It has always been self-sabotage

Dating a man who is damaged goods gang

It has always been self-sabotage. In exposure therapy a patient is gradually introduced to the original types of circumstances in which the original trauma occurred.

And before I get harassed for that statement, better go ask the sisters if they don't feel the same way about the brothers that preferred the naive white chicks over them. If stress is experienced the process is stopped and restarted at a later time.

Maybe this is my

One variation of this is what is called Systematic Desensitization. As therapist and patient move along for weeks or months, they gradually move into imagining those memories that are most traumatic and stressful. These results are only preliminary because the numbers of subjects was limited but further research will be conducted and there is real hope for the future.

Personally you'd be a persona non grata for me - but not for the reasons that you might first assume. The second I start dating someone, I start to feel suffocated and look for a way out.
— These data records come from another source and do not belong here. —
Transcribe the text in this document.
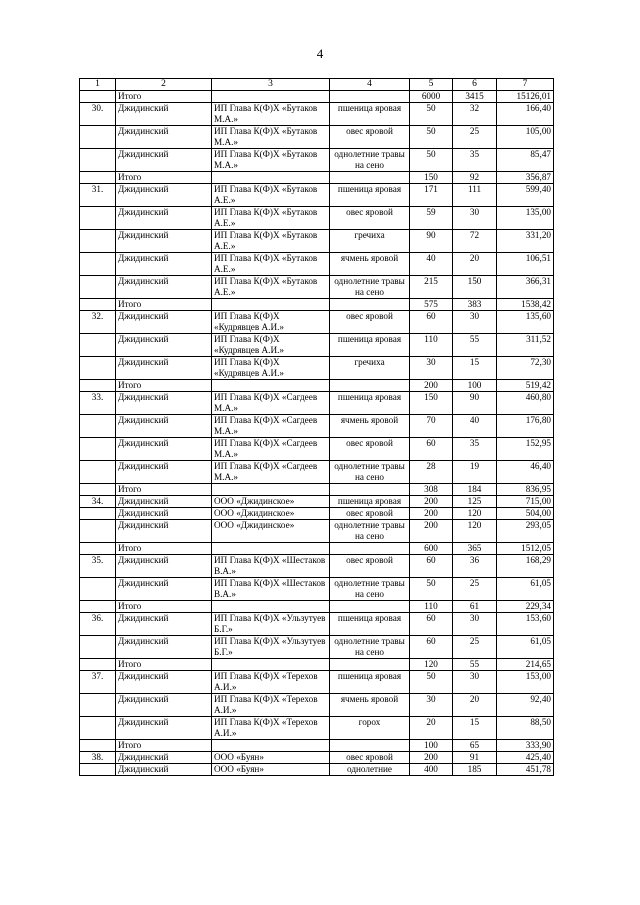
4
1	2	3	4	5	6	7
	Итого			6000	3415	15126,01
30.	Джидинский	ИП Глава К(Ф)Х «Бутаков М.А.»	пшеница яровая	50	32	166,40
	Джидинский	ИП Глава К(Ф)Х «Бутаков М.А.»	овес яровой	50	25	105,00
	Джидинский	ИП Глава К(Ф)Х «Бутаков М.А.»	однолетние травы на сено	50	35	85,47
	Итого			150	92	356,87
31.	Джидинский	ИП Глава К(Ф)Х «Бутаков А.Е.»	пшеница яровая	171	111	599,40
	Джидинский	ИП Глава К(Ф)Х «Бутаков А.Е.»	овес яровой	59	30	135,00
	Джидинский	ИП Глава К(Ф)Х «Бутаков А.Е.»	гречиха	90	72	331,20
	Джидинский	ИП Глава К(Ф)Х «Бутаков А.Е.»	ячмень яровой	40	20	106,51
	Джидинский	ИП Глава К(Ф)Х «Бутаков А.Е.»	однолетние травы на сено	215	150	366,31
	Итого			575	383	1538,42
32.	Джидинский	ИП Глава К(Ф)Х «Кудрявцев А.И.»	овес яровой	60	30	135,60
	Джидинский	ИП Глава К(Ф)Х «Кудрявцев А.И.»	пшеница яровая	110	55	311,52
	Джидинский	ИП Глава К(Ф)Х «Кудрявцев А.И.»	гречиха	30	15	72,30
	Итого			200	100	519,42
33.	Джидинский	ИП Глава К(Ф)Х «Сагдеев М.А.»	пшеница яровая	150	90	460,80
	Джидинский	ИП Глава К(Ф)Х «Сагдеев М.А.»	ячмень яровой	70	40	176,80
	Джидинский	ИП Глава К(Ф)Х «Сагдеев М.А.»	овес яровой	60	35	152,95
	Джидинский	ИП Глава К(Ф)Х «Сагдеев М.А.»	однолетние травы на сено	28	19	46,40
	Итого			308	184	836,95
34.	Джидинский	ООО «Джидинское»	пшеница яровая	200	125	715,00
	Джидинский	ООО «Джидинское»	овес яровой	200	120	504,00
	Джидинский	ООО «Джидинское»	однолетние травы на сено	200	120	293,05
	Итого			600	365	1512,05
35.	Джидинский	ИП Глава К(Ф)Х «Шестаков В.А.»	овес яровой	60	36	168,29
	Джидинский	ИП Глава К(Ф)Х «Шестаков В.А.»	однолетние травы на сено	50	25	61,05
	Итого			110	61	229,34
36.	Джидинский	ИП Глава К(Ф)Х «Ульзутуев Б.Г.»	пшеница яровая	60	30	153,60
	Джидинский	ИП Глава К(Ф)Х «Ульзутуев Б.Г.»	однолетние травы на сено	60	25	61,05
	Итого			120	55	214,65
37.	Джидинский	ИП Глава К(Ф)Х «Терехов А.И.»	пшеница яровая	50	30	153,00
	Джидинский	ИП Глава К(Ф)Х «Терехов А.И.»	ячмень яровой	30	20	92,40
	Джидинский	ИП Глава К(Ф)Х «Терехов А.И.»	горох	20	15	88,50
	Итого			100	65	333,90
38.	Джидинский	ООО «Буян»	овес яровой	200	91	425,40
	Джидинский	ООО «Буян»	однолетние	400	185	451,78
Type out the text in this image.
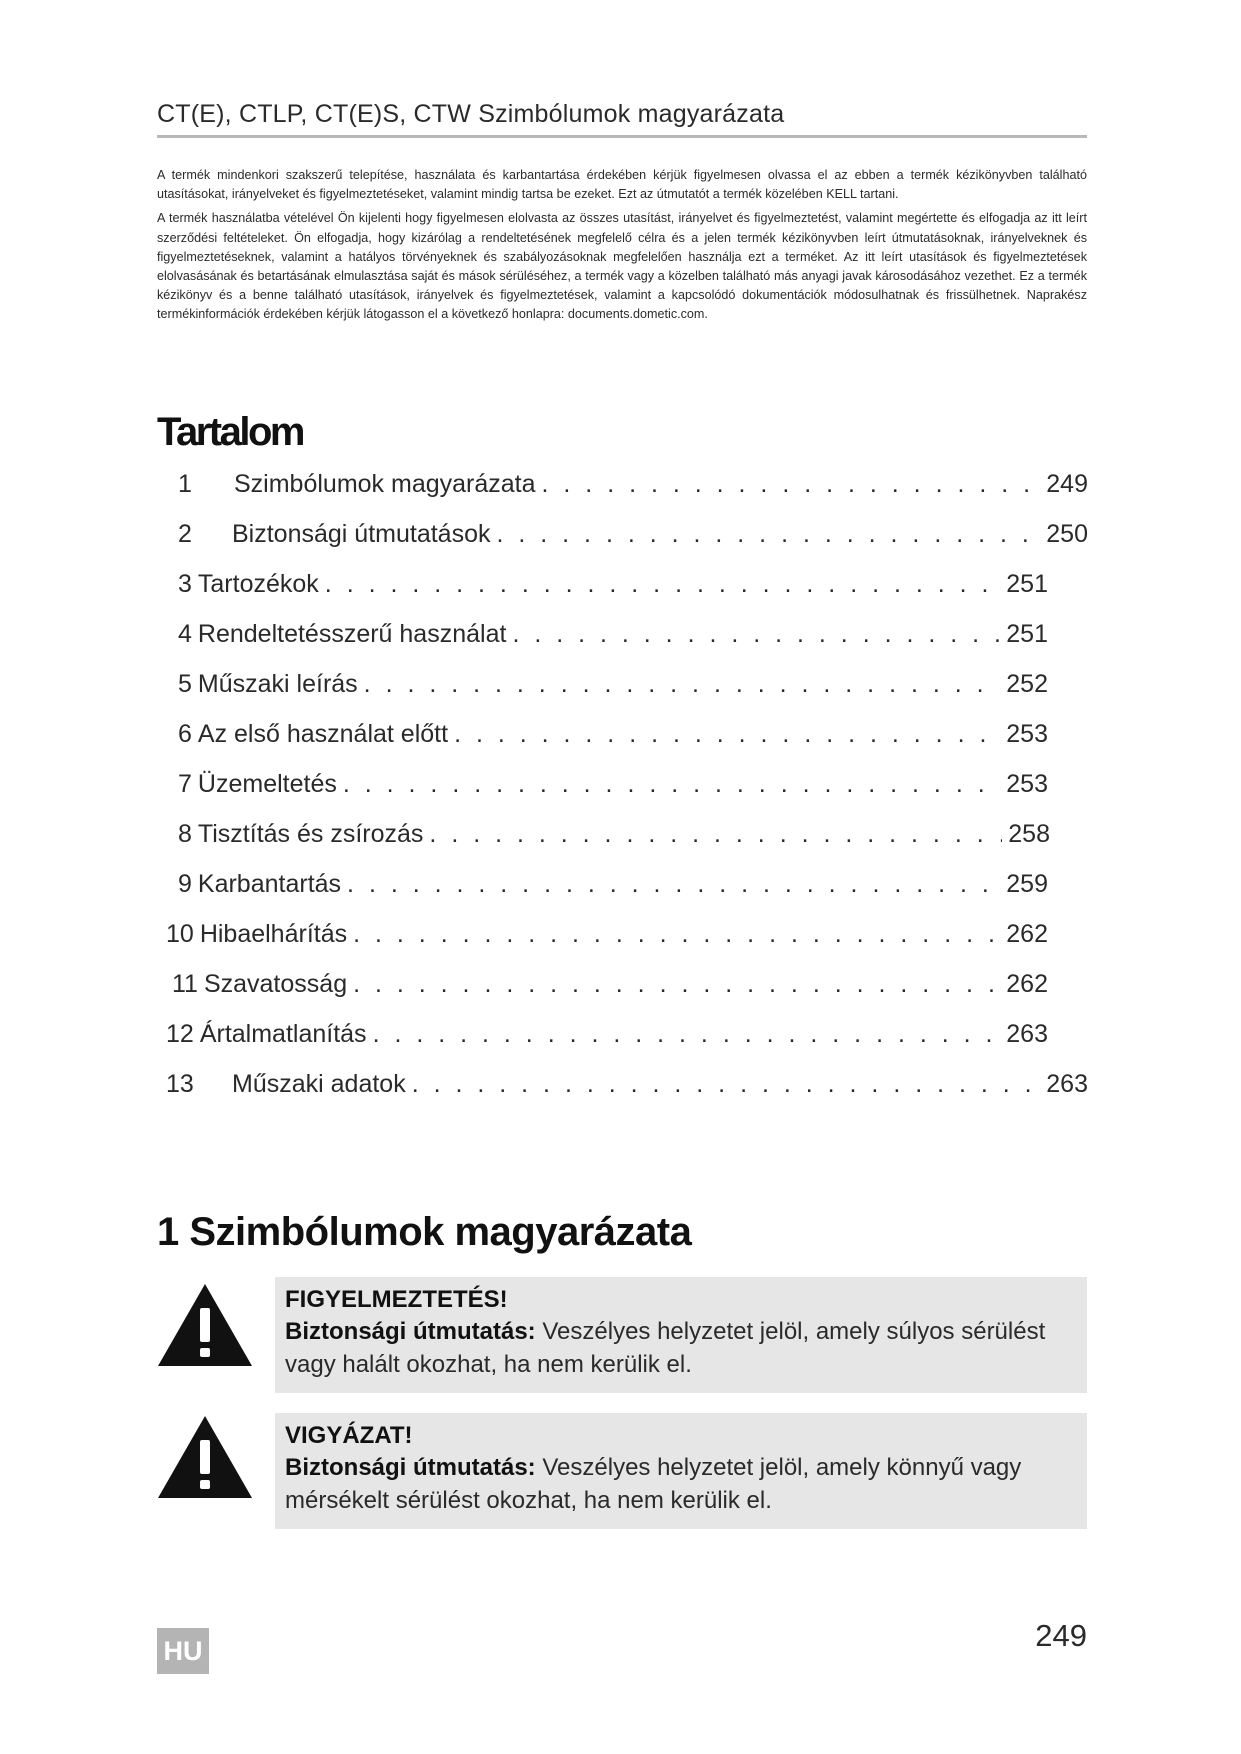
CT(E), CTLP, CT(E)S, CTW Szimbólumok magyarázata

A termék mindenkori szakszerű telepítése, használata és karbantartása érdekében kérjük figyelmesen olvassa el az ebben a termék kézikönyvben található utasításokat, irányelveket és figyelmeztetéseket, valamint mindig tartsa be ezeket. Ezt az útmutatót a termék közelében KELL tartani.

A termék használatba vételével Ön kijelenti hogy figyelmesen elolvasta az összes utasítást, irányelvet és figyelmeztetést, valamint megértette és elfogadja az itt leírt szerződési feltételeket. Ön elfogadja, hogy kizárólag a rendeltetésének megfelelő célra és a jelen termék kézikönyvben leírt útmutatásoknak, irányelveknek és figyelmeztetéseknek, valamint a hatályos törvényeknek és szabályozásoknak megfelelően használja ezt a terméket. Az itt leírt utasítások és figyelmeztetések elolvasásának és betartásának elmulasztása saját és mások sérüléséhez, a termék vagy a közelben található más anyagi javak károsodásához vezethet. Ez a termék kézikönyv és a benne található utasítások, irányelvek és figyelmeztetések, valamint a kapcsolódó dokumentációk módosulhatnak és frissülhetnek. Naprakész termékinformációk érdekében kérjük látogasson el a következő honlapra: documents.dometic.com.

Tartalom
1	Szimbólumok magyarázata . . .	249
2	Biztonsági útmutatások . . .	250
3 Tartozékok . . .	251
4 Rendeltetésszerű használat . . .	251
5 Műszaki leírás . . .	252
6 Az első használat előtt . . .	253
7 Üzemeltetés . . .	253
8 Tisztítás és zsírozás . . .	258
9 Karbantartás . . .	259
10 Hibaelhárítás . . .	262
11 Szavatosság . . .	262
12 Ártalmatlanítás . . .	263
13 Műszaki adatok . . .	263
1 Szimbólumok magyarázata
FIGYELMEZTETÉS!
Biztonsági útmutatás: Veszélyes helyzetet jelöl, amely súlyos sérülést vagy halált okozhat, ha nem kerülik el.
VIGYÁZAT!
Biztonsági útmutatás: Veszélyes helyzetet jelöl, amely könnyű vagy mérsékelt sérülést okozhat, ha nem kerülik el.
HU	249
My best friend, for example is an expert at having relationships. Why did you think the sisters all rejoiced over O.

The patient is

She thrives in her role as a girlfriend. You aren't good enough for them now. In Systematic Desensitization a patient is put into a state of total relaxation and then gradually asked to imagine scenarios that they tend to find stressful.

The patient is asked to close their eyes, become totally relaxed and is then asked to imagine those situations. Maybe this is my weak spot. When they are able to imagine the formerly stress inducing situation without experiencing any symptoms, the therapist then moves on to the second most stress inducing situation for that person. Nobody likes feeling like someone's second choice. Either figure it out now or get used to living life alone.

The results of the experiment were very positive. The frustrating thing about all of this is that I actually want companionship.